Real estate investors - how many mortgages can you have? (5)

Final thoughts

When choosing among the different options for financing multiple rental properties, one of the biggest considerations is to decide what is right for you and your long-term investment goals. Factors to think about include:

  • What sources of financing help get your deals done cost effectively?
  • How does the timeframe that loans are funded affect how quickly you can get transactions closed?
  • Which mortgage options optimize your cash flow and the overall performance of your rental property portfolio?

Real estate investors - how many mortgages can you have? (6)

I'm an expert in real estate investment and financing, possessing extensive knowledge and experience in various methods of acquiring multiple rental properties. My expertise stems from years of practical application in the field, staying abreast of industry changes, and helping investors navigate complex financing structures to grow their real estate portfolios.

The article you referenced discusses financing multiple rental properties, exploring various methods and strategies available to investors. It touches upon critical concepts that are integral to comprehending the nuances of real estate financing:

  1. Traditional Lenders for Initial Properties: Traditional lenders typically provide loans for up to four properties, considering factors such as credit score, loan-to-value ratio, and the performance of existing rental properties.

  2. Challenges Beyond Four Properties: Once you exceed four properties, obtaining conventional financing becomes challenging due to increased risk perception among lenders.

  3. Alternative Financing Options:

    • Fannie Mae 5-10 Properties Program: A program allowing financing for up to 10 properties with specific requirements like down payment, reserve funds, credit score, and financial history.

    • Private Money Mortgage Lenders: Individuals or companies that offer loans to real estate investors, often with shorter terms, higher interest rates, and a focus on property performance rather than credit history.

    • Blanket Loans: Financing multiple properties under a single mortgage, popular for both commercial and residential real estate investors, focusing on property performance over credit scores.

    • Portfolio Loans: Investor-friendly loans for those with more than ten properties, kept in-house by lenders, with negotiable terms but usually higher interest rates.

  4. Creative Financing Strategies:

    • One-Participant 401(k): Self-employed individuals can leverage this retirement plan to invest in real estate within the 401(k) structure.

    • Using IRA for Real Estate: Converting existing retirement savings plans into self-directed IRAs or utilizing custodians specialized in self-directed IRAs for real estate investments.

    • 1031 Tax-Deferred Exchange: Investors can defer capital gains tax by exchanging one investment property for another, following specific IRS rules and timelines.

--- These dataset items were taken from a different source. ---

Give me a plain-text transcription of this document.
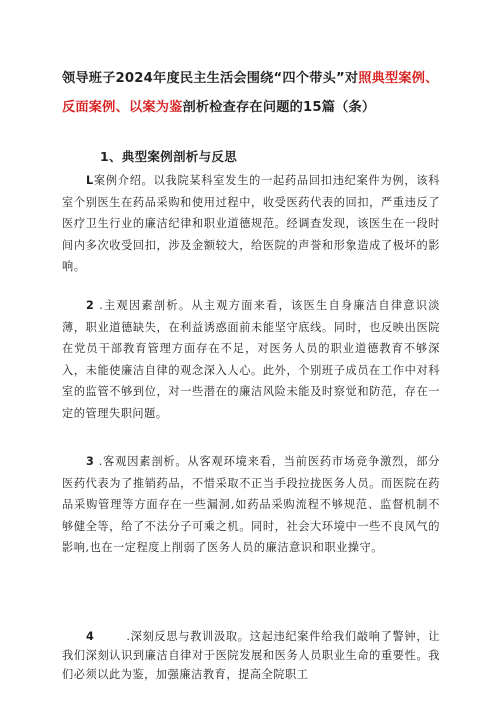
领导班子2024年度民主生活会围绕“四个带头”对照典型案例、反面案例、以案为鉴剖析检查存在问题的15篇（条）
1、典型案例剖析与反思

L案例介绍。以我院某科室发生的一起药品回扣违纪案件为例，该科室个别医生在药品采购和使用过程中，收受医药代表的回扣，严重违反了医疗卫生行业的廉洁纪律和职业道德规范。经调查发现，该医生在一段时间内多次收受回扣，涉及金额较大，给医院的声誉和形象造成了极坏的影响。

2 .主观因素剖析。从主观方面来看，该医生自身廉洁自律意识淡薄，职业道德缺失，在利益诱惑面前未能坚守底线。同时，也反映出医院在党员干部教育管理方面存在不足，对医务人员的职业道德教育不够深入，未能使廉洁自律的观念深入人心。此外，个别班子成员在工作中对科室的监管不够到位，对一些潜在的廉洁风险未能及时察觉和防范，存在一定的管理失职问题。

3 .客观因素剖析。从客观环境来看，当前医药市场竞争激烈，部分医药代表为了推销药品，不惜采取不正当手段拉拢医务人员。而医院在药品采购管理等方面存在一些漏洞,如药品采购流程不够规范、监督机制不够健全等，给了不法分子可乘之机。同时，社会大环境中一些不良风气的影响,也在一定程度上削弱了医务人员的廉洁意识和职业操守。

4	.深刻反思与教训汲取。这起违纪案件给我们敲响了警钟，让我们深刻认识到廉洁自律对于医院发展和医务人员职业生命的重要性。我们必须以此为鉴，加强廉洁教育，提高全院职工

  5. Considerations for Financing Decisions: Investors should align their financing choices with their long-term investment goals, considering cost-effectiveness, funding timeframes, and optimizing cash flow for the overall performance of their rental property portfolio.

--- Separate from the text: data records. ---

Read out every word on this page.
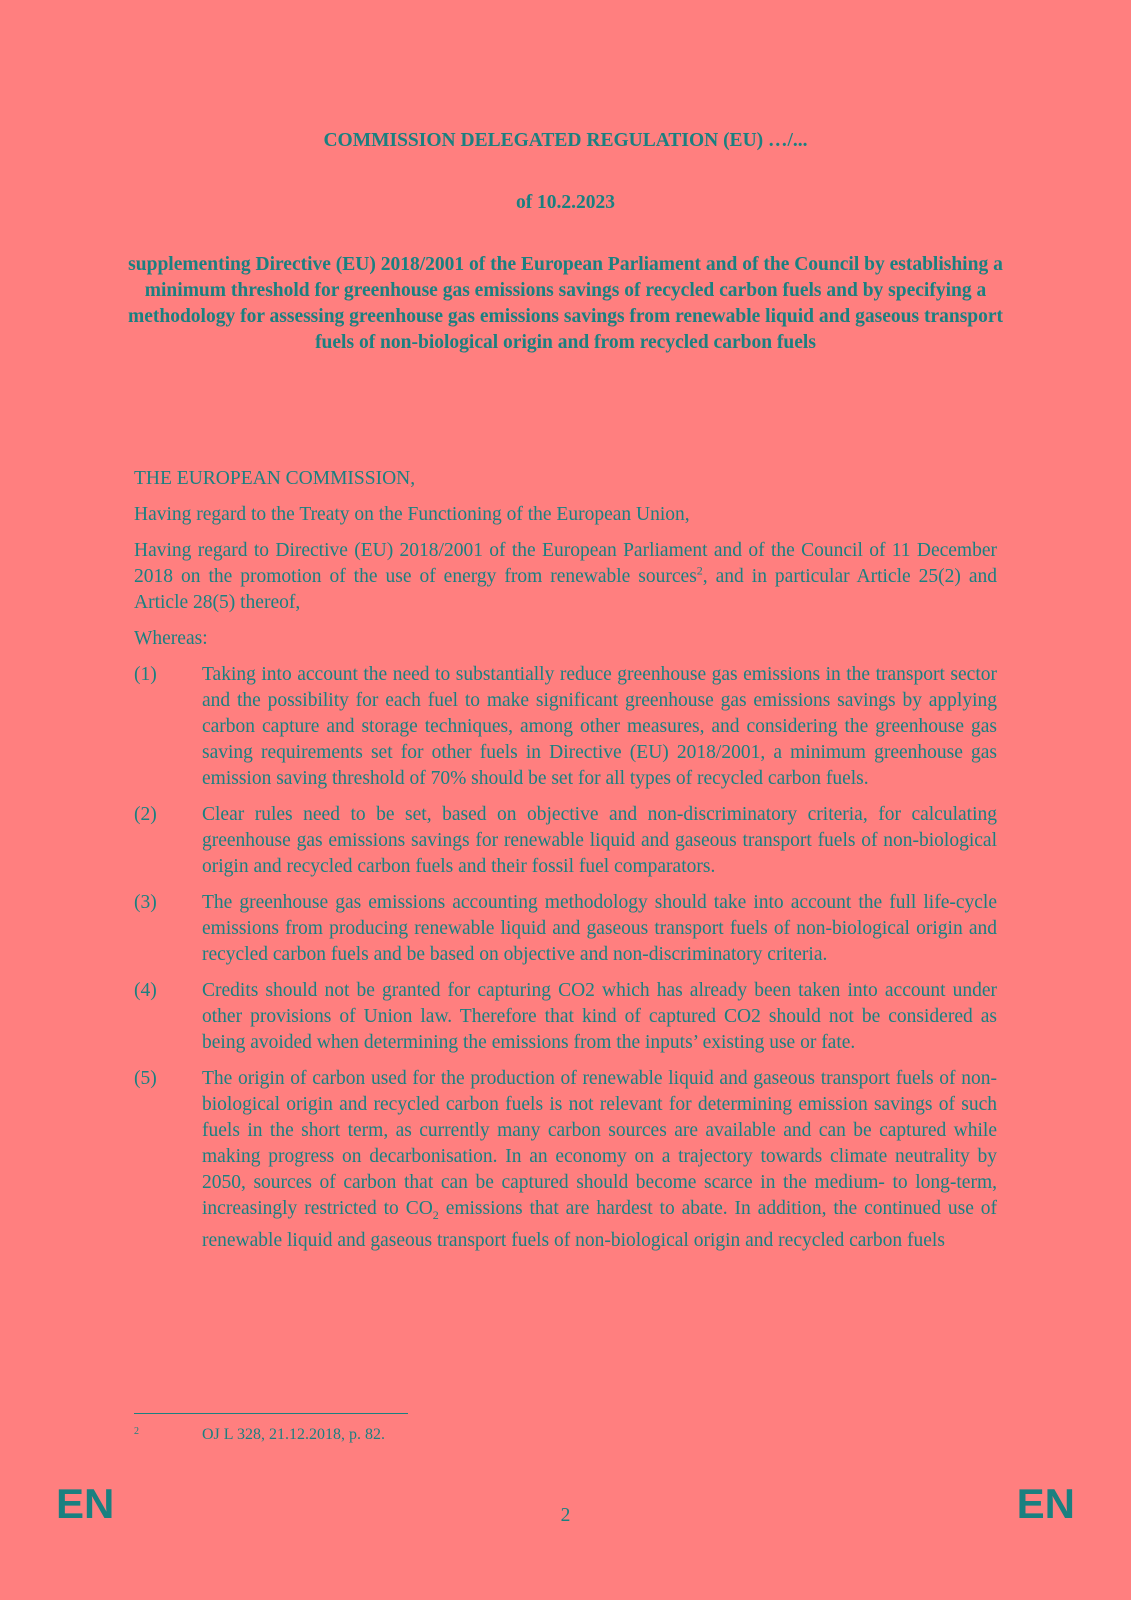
COMMISSION DELEGATED REGULATION (EU) …/...
of 10.2.2023
supplementing Directive (EU) 2018/2001 of the European Parliament and of the Council by establishing a minimum threshold for greenhouse gas emissions savings of recycled carbon fuels and by specifying a methodology for assessing greenhouse gas emissions savings from renewable liquid and gaseous transport fuels of non-biological origin and from recycled carbon fuels

THE EUROPEAN COMMISSION,

Having regard to the Treaty on the Functioning of the European Union,

Having regard to Directive (EU) 2018/2001 of the European Parliament and of the Council of 11 December 2018 on the promotion of the use of energy from renewable sources$^2$, and in particular Article 25(2) and Article 28(5) thereof,

Whereas:

(1)	Taking into account the need to substantially reduce greenhouse gas emissions in the transport sector and the possibility for each fuel to make significant greenhouse gas emissions savings by applying carbon capture and storage techniques, among other measures, and considering the greenhouse gas saving requirements set for other fuels in Directive (EU) 2018/2001, a minimum greenhouse gas emission saving threshold of 70% should be set for all types of recycled carbon fuels.
(2)	Clear rules need to be set, based on objective and non-discriminatory criteria, for calculating greenhouse gas emissions savings for renewable liquid and gaseous transport fuels of non-biological origin and recycled carbon fuels and their fossil fuel comparators.
(3)	The greenhouse gas emissions accounting methodology should take into account the full life-cycle emissions from producing renewable liquid and gaseous transport fuels of non-biological origin and recycled carbon fuels and be based on objective and non-discriminatory criteria.
(4)	Credits should not be granted for capturing CO2 which has already been taken into account under other provisions of Union law. Therefore that kind of captured CO2 should not be considered as being avoided when determining the emissions from the inputs’ existing use or fate.
(5)	The origin of carbon used for the production of renewable liquid and gaseous transport fuels of non-biological origin and recycled carbon fuels is not relevant for determining emission savings of such fuels in the short term, as currently many carbon sources are available and can be captured while making progress on decarbonisation. In an economy on a trajectory towards climate neutrality by 2050, sources of carbon that can be captured should become scarce in the medium- to long-term, increasingly restricted to $CO_2$ emissions that are hardest to abate. In addition, the continued use of renewable liquid and gaseous transport fuels of non-biological origin and recycled carbon fuels
2	OJ L 328, 21.12.2018, p. 82.
EN	2	EN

Understanding these concepts is crucial for investors seeking to expand their real estate portfolios and navigate the intricate landscape of financing multiple rental properties effectively. These strategies provide avenues for growth while managing risk and optimizing financial outcomes in the real estate investment sphere.

Real estate investors - how many mortgages can you have? (2024)
Top Articles
Latest Posts
Article information

Author: Manual Maggio

Last Updated:

Views: 5283

Rating: 4.9 / 5 (69 voted)

Reviews: 84% of readers found this page helpful

Author information

Name: Manual Maggio

Birthday: 1998-01-20

Address: 359 Kelvin Stream, Lake Eldonview, MT 33517-1242

Phone: +577037762465

Job: Product Hospitality Supervisor

Hobby: Gardening, Web surfing, Video gaming, Amateur radio, Flag Football, Reading, Table tennis

Introduction: My name is Manual Maggio, I am a thankful, tender, adventurous, delightful, fantastic, proud, graceful person who loves writing and wants to share my knowledge and understanding with you.